Le titre anglais original de ce livret d’une centaine de pages, paru pour la première fois en 1642, est : The Triumph of Faith, avec comme sous-titre : Christ Exhibited in His Death, Resurrection, Ascension, Sitting at God’s right Hand, and His Intercession. Il fut réédité en 1814 à Londres, prolongé par un autre traité de Goodwin, d’à peu près la même longueur : A treatise, displaying the affectionate tenderness of Christ’s heart, now in heaven, to sinners on earth. C’est sur ce livre que la maison d’édition suisse de Vevey, de laquelle sortit plus tard la Bible Darby, a traduit librement le premier de ces deux traités, et l’a publié en 1840, joint à un traité de Darby lui-même sur la Résurrection, le tout sans nom d’auteur apparent.
Ces particularités appellent deux questions : 1° Quelles modifications la liberté des traducteurs a-t-elle introduite dans la pensée de Goodwin ? 2° Pourquoi avoir supprimé son deuxième traité, pour le remplacer par un de Darby ?
1) Le texte en français ayant à peu près le même nombre de pages que celui en anglais, ce n’est donc pas pour le résumer que la traduction n’a pas voulu être étroite. Un coup d’œil suffit à se rendre compte des nombreuses références bibliques qui criblent le français, et qui sont absentes de l’anglais. C’est là le style mômier des darbystes de l’époque, brevet obligé de biblicisme, qui n’existait pas à ce degré chez les puritains, et qui dans la pratique ralentirait considérablement la lecture s’il fallait vérifier tous ces versets.
Entrant ensuite dans la lecture, on y découvre des expressions suspectes, qui assurément ne pouvaient venir de Goodwin. Ainsi : « … et il ne cessera d’y être que quand la Cène cessera sur la terre par l’enlèvement de l’Église dans les cieux. » La disparition instantanée de l’Église, pour laisser place à la grande tribulation sur terre, voilà le thème obsessionnel de l’eschatologie darbyste, évidemment inconnu de Goodwin, comme on peut le vérifier en lisant ses notes sur l’Apocalypse. Plus loin : « … s’il y avait un seul des élus qui manquât au grand appel qu’en fera un jour le cri de l’Archange. » Même allusion à 1 Thessaloniciens 4.16, qui est un anachronisme par rapport aux conceptions de Goodwin. Plus loin encore : « Il n’est pas sacrificateur in partibus, comme certains Ministres d’une certaine église. » Goodwin, qui était un congrégationaliste, ne se serait pas exprimé ainsi sur les prêtres catholiques, ils les qualifiait plutôt de papistes, expression supprimée par le ou les traducteurs. En bref, si la traduction française ne colle pas fidèlement à l’original, ce n’est pas pour des raisons de place ou de style, mais pour des raisons militantes.

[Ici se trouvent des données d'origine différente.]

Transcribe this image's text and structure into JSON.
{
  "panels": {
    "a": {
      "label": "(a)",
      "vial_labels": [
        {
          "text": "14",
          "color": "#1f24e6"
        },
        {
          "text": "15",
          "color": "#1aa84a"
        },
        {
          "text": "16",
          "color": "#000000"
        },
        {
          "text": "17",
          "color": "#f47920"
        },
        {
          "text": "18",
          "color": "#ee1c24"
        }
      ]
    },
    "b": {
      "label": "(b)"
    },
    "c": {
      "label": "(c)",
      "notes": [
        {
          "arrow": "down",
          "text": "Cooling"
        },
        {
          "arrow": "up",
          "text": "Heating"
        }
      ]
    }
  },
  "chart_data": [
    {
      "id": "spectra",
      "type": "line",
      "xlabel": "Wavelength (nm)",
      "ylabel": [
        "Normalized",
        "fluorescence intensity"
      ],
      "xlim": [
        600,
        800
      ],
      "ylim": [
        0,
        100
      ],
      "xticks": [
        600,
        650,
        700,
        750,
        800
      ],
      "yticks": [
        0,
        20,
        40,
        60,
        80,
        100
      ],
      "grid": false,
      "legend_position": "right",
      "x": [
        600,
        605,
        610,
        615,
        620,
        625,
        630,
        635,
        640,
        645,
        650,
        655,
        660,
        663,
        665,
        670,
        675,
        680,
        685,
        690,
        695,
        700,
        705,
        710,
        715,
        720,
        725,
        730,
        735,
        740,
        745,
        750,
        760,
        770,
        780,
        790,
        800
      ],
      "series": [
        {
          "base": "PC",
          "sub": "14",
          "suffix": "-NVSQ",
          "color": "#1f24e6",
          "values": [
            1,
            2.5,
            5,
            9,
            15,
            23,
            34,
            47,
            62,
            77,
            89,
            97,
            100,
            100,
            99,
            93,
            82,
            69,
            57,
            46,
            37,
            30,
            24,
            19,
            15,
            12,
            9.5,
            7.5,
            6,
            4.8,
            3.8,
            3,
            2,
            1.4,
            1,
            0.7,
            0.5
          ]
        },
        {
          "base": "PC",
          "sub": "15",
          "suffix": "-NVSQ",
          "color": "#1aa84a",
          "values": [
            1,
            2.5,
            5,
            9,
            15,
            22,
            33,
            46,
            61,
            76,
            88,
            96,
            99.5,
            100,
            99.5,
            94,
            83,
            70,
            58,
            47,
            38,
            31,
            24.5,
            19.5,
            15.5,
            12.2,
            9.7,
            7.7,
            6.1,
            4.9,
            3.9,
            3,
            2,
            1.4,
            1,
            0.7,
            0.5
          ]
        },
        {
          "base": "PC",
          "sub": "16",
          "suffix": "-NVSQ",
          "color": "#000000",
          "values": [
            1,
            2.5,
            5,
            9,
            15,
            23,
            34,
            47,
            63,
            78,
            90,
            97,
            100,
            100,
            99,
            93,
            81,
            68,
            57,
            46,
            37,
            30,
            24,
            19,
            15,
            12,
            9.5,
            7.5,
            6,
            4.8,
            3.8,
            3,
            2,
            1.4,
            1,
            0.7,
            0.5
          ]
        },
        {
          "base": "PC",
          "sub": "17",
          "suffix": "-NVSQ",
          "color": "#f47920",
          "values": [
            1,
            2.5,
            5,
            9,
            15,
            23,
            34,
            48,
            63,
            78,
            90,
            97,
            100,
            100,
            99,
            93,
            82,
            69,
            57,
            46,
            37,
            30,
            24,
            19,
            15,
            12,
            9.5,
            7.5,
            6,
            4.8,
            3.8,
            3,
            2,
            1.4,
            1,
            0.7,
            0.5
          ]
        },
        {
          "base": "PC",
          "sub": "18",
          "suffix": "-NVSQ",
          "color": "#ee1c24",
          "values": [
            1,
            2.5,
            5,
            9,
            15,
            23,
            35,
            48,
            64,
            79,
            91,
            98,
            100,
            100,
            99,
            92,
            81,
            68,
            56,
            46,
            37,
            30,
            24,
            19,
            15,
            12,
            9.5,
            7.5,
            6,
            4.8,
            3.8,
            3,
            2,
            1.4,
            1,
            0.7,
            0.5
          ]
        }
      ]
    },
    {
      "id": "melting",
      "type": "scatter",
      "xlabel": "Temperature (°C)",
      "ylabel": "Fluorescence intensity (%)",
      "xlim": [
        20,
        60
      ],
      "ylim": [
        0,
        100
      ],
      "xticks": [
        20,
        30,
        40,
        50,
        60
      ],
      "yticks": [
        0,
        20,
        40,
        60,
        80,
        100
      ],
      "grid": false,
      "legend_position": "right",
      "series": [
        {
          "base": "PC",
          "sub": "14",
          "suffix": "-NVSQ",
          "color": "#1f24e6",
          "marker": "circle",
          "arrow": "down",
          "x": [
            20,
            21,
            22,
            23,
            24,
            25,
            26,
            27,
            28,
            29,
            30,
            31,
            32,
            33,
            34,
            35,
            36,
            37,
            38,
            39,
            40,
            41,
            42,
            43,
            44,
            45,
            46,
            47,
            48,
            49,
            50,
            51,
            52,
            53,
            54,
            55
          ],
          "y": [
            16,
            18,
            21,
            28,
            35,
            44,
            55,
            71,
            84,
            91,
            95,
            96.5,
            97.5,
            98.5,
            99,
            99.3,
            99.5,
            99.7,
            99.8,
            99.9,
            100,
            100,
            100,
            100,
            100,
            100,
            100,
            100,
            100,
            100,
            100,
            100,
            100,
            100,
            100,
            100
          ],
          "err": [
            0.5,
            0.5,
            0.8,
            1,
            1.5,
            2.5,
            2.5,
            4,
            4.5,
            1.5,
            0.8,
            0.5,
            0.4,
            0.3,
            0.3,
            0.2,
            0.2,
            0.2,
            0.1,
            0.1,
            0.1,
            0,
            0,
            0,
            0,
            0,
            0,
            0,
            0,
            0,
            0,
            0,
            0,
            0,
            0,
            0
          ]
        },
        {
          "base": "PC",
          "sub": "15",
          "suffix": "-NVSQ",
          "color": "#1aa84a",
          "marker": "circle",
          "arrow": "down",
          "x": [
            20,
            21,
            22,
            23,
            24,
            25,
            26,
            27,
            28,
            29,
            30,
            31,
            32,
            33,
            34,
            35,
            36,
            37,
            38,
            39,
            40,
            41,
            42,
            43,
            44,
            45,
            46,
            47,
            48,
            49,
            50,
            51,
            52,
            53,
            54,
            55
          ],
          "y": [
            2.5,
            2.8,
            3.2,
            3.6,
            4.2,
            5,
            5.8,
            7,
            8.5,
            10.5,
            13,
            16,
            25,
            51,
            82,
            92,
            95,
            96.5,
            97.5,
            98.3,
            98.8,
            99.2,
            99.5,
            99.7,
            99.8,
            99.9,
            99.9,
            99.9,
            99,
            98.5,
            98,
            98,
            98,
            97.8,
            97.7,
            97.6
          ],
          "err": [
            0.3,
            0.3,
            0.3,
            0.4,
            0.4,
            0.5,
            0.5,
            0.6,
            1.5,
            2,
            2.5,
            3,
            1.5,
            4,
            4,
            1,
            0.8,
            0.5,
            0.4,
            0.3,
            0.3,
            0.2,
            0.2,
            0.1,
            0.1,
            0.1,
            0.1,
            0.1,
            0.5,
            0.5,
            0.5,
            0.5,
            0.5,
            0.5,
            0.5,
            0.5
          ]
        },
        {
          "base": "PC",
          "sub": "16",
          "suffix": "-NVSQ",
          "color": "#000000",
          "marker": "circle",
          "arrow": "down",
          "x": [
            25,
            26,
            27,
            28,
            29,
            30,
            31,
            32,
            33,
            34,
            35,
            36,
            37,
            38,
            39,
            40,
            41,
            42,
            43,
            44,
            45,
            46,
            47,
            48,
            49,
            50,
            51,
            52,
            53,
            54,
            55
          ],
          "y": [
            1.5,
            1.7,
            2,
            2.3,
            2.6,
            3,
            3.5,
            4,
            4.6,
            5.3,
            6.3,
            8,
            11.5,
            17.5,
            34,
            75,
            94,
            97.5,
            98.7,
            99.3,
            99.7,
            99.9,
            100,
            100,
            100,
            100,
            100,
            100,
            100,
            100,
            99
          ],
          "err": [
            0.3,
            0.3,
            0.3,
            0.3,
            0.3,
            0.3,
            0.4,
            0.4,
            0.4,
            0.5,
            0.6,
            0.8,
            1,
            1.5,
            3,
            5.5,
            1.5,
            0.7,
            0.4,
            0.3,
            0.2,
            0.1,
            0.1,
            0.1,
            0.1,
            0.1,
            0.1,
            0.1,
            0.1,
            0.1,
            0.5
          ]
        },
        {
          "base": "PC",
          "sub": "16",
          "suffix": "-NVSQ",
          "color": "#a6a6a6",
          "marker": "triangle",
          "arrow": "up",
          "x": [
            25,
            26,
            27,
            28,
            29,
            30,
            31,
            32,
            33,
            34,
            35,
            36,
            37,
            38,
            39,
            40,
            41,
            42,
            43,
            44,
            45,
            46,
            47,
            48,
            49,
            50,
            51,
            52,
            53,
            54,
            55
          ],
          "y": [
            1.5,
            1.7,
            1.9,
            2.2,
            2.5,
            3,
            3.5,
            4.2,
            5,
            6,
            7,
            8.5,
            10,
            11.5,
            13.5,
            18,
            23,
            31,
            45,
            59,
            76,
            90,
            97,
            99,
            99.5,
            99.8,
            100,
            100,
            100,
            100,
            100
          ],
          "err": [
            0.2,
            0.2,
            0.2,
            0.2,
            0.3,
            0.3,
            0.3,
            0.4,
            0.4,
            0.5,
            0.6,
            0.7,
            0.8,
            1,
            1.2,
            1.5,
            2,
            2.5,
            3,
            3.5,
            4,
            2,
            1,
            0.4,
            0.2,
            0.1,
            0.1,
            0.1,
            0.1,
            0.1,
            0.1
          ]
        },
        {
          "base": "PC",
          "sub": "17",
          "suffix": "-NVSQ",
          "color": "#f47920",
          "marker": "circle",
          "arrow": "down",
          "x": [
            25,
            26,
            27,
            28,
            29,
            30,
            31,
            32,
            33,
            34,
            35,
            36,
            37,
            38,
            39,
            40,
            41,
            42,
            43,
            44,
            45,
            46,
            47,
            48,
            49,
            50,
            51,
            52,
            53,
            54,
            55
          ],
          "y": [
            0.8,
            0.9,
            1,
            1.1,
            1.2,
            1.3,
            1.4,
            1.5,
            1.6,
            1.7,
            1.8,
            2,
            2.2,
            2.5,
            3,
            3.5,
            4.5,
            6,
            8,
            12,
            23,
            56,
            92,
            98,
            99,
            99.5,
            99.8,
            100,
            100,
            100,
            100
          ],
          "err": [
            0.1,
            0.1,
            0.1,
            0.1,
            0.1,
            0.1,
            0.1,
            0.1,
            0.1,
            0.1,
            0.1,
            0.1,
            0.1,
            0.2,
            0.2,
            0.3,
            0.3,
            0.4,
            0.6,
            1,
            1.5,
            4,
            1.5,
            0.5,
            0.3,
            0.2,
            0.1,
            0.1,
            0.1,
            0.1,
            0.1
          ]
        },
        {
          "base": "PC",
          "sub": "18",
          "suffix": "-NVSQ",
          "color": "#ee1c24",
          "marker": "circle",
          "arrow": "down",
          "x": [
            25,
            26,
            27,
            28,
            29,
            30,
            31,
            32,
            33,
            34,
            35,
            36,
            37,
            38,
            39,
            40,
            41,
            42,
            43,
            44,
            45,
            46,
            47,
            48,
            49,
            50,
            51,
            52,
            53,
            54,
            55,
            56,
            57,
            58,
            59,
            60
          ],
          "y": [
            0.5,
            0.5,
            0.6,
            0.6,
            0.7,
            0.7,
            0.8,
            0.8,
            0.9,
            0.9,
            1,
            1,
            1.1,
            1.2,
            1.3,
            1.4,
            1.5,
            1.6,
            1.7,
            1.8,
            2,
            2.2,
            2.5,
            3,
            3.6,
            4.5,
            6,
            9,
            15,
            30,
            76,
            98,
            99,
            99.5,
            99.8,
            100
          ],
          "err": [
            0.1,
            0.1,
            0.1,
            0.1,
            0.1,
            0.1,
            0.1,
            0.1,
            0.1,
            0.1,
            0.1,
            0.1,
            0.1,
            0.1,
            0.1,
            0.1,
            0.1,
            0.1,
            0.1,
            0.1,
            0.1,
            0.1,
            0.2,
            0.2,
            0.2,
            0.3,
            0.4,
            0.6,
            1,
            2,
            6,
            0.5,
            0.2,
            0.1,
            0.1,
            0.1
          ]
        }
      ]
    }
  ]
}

2) Quant au second traité, c’est sans doute sa couleur un peu mystique qui a décidé les éditeurs à le supprimer. Il existe d’ailleurs au sujet de ce texte une rumeur prétendant qu’il aurait donné naissance à la dévotion catholique au cœur de Jésus. Quoiqu’il en soit, amalgamer le nom de Darby à celui du célèbre Goodwin, sans placer par fausse modestie aucun des deux sur la page de titre, était une bonne opération de propagande dans ces jours-là, où la lutte entre les églises établies et les dissidentes battait son plein dans le canton de Vaud… quand bien même la vérité aurait obligé à dire que Goodwin dans son vrai caractère eût immanquablement foudroyé Darby comme hérétique et schismatique.
Abstraction faite de ces détails, il reste dans ces cinq chapitres, cinq grands sermons, propres à revivifier en nous le souvenir de tout ce que le Fils de Dieu a fait, et fait encore en notre faveur, et par voie de conséquence à renouveler notre désir de consécration à un si grand Sauveur.
Phoenix, le 8 décembre 2021
Qui est-ce qui condamnera ? Christ est celui qui mourut, bien plus, qui ressuscita, qui même est à la droite de Dieu, et qui même intercède pour nous.